EMMA: Empowering Multi-modal Mamba with Structural and Hierarchical Alignment

Xing, Yifei, Lan, Xiangyuan, Wang, Ruiping, Jiang, Dongmei, Huang, Wenjun, Zheng, Qingfang, Wang, Yaowei

arXiv.org Artificial Intelligence 

Mamba-based architectures have shown to be a promising new direction for deep learning models owing to their competitive performance and sub-quadratic deployment speed. However, current Mamba multi-modal large language models (MLLM) are insufficient in extracting visual features, leading to imbalanced cross-modal alignment between visual and textural latents, negatively impacting performance on multi-modal tasks. In this work, we propose Empowering Multimodal Mamba with Structural and Hierarchical Alignment (EMMA), which enables the MLLM to extract fine-grained visual information. Specifically, we propose a pixel-wise alignment module to autoregressively optimize the learning and processing of spatial image-level features along with textual tokens, enabling structural alignment at the image level. In addition, to prevent the degradation of visual information during the cross-model alignment process, we propose a multi-scale feature fusion (MFF) module to combine multi-scale visual features from intermediate layers, enabling hierarchical alignment at the feature level. Extensive experiments are conducted across a variety of multi-modal benchmarks. Our model shows lower latency than other Mamba-based MLLMs and is nearly four times faster than transformer-based MLLMs of similar scale during inference. Due to better cross-modal alignment, our model exhibits lower degrees of hallucination and enhanced sensitivity to visual details, which manifests in superior performance across diverse multi-modal benchmarks. Recently there has been a notable increase in the development of domain-general AI agents Kalla et al. (2023); Zhao et al. (2023a) which can simultaneously solve a diverse range of tasks and exhibit superior performance.

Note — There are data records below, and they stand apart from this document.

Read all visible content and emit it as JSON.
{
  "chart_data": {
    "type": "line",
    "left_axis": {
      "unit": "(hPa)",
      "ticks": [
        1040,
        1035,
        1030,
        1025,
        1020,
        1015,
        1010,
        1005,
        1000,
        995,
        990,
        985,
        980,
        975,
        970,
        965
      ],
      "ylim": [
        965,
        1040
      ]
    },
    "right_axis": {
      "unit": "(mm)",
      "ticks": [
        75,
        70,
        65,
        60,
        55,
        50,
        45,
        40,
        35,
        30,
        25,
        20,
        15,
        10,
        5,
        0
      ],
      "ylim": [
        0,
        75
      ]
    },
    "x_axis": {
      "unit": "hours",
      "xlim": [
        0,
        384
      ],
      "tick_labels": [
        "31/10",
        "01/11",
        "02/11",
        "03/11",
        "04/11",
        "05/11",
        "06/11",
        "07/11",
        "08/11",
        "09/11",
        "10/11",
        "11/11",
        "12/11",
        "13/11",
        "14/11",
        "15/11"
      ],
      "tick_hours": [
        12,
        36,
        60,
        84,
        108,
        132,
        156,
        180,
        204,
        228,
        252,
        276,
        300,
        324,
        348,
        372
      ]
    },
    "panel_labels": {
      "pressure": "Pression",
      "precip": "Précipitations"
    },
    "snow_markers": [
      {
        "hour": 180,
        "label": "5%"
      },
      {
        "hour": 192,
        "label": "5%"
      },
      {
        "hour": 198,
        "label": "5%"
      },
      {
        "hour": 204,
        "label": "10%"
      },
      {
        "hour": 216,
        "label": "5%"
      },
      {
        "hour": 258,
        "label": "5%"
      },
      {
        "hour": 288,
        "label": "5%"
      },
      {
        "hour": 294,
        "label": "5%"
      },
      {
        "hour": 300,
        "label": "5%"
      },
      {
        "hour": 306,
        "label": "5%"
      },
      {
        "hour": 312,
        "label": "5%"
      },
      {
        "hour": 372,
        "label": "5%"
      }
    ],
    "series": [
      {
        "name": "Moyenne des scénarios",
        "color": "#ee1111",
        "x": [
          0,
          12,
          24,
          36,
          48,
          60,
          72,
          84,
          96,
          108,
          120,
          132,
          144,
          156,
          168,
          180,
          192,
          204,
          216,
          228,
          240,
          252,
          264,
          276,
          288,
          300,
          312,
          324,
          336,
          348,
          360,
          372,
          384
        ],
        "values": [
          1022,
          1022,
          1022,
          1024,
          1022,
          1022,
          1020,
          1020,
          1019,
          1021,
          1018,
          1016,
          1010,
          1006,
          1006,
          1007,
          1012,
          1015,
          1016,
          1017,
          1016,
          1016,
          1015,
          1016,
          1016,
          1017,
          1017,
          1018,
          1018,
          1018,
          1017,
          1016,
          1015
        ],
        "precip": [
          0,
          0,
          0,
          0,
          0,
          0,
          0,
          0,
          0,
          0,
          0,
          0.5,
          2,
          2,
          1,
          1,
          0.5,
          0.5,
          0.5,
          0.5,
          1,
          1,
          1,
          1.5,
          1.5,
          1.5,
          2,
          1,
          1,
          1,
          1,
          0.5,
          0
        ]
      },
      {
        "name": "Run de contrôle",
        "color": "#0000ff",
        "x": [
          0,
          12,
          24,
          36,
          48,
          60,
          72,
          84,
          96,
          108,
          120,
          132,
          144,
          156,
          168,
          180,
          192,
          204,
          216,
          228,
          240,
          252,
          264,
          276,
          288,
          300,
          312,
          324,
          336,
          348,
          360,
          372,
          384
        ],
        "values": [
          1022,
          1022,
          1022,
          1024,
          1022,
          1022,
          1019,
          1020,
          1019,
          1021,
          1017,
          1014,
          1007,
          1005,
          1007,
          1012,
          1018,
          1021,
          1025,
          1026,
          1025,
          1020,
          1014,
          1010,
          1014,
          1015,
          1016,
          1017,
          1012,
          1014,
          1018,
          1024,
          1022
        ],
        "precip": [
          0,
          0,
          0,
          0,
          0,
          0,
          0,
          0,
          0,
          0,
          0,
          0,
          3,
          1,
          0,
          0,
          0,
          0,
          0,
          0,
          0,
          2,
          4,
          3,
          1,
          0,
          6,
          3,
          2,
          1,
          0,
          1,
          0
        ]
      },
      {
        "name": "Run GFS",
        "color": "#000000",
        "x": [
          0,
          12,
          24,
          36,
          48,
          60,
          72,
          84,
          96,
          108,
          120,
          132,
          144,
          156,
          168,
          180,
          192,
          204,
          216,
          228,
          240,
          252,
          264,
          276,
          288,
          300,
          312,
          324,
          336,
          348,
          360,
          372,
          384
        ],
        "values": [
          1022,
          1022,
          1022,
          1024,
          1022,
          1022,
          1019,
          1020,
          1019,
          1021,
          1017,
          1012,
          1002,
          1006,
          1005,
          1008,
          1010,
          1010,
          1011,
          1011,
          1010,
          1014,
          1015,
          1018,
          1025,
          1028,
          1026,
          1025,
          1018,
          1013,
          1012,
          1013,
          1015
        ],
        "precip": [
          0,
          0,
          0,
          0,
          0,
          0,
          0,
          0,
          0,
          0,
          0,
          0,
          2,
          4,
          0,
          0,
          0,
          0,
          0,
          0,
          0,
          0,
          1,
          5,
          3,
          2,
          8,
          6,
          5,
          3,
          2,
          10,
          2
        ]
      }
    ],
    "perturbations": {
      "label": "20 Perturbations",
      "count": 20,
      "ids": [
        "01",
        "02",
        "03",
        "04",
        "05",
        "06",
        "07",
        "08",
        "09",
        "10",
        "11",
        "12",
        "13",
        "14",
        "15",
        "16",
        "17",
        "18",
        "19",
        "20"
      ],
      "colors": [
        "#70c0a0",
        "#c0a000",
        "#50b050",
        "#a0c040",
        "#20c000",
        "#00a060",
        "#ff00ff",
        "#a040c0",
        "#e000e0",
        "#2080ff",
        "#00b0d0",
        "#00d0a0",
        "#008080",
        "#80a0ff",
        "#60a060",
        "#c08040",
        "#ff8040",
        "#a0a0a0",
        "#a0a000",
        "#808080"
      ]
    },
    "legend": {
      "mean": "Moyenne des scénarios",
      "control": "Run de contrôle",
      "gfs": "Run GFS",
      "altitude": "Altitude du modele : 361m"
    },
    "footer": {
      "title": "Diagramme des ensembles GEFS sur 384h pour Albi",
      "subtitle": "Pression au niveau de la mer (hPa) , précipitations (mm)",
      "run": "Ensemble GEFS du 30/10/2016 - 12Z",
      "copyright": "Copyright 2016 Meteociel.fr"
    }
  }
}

Among them, multi-modal large language models (MLLMs) Achiam et al. (2023); Team et al. (2023); Liu et al. (2024a) have emerged as a promising direction due to their effectiveness in visual perception and logical reasoning. MLLMs usually consist of an image encoder that converts images to visual tokens and a strong large language model (LLM) backbone to process the visual and textual tokens concurrently. This integration of visual and textual information not only enhances the understanding of visual content but also provides a more comprehensive context for language understanding and generation.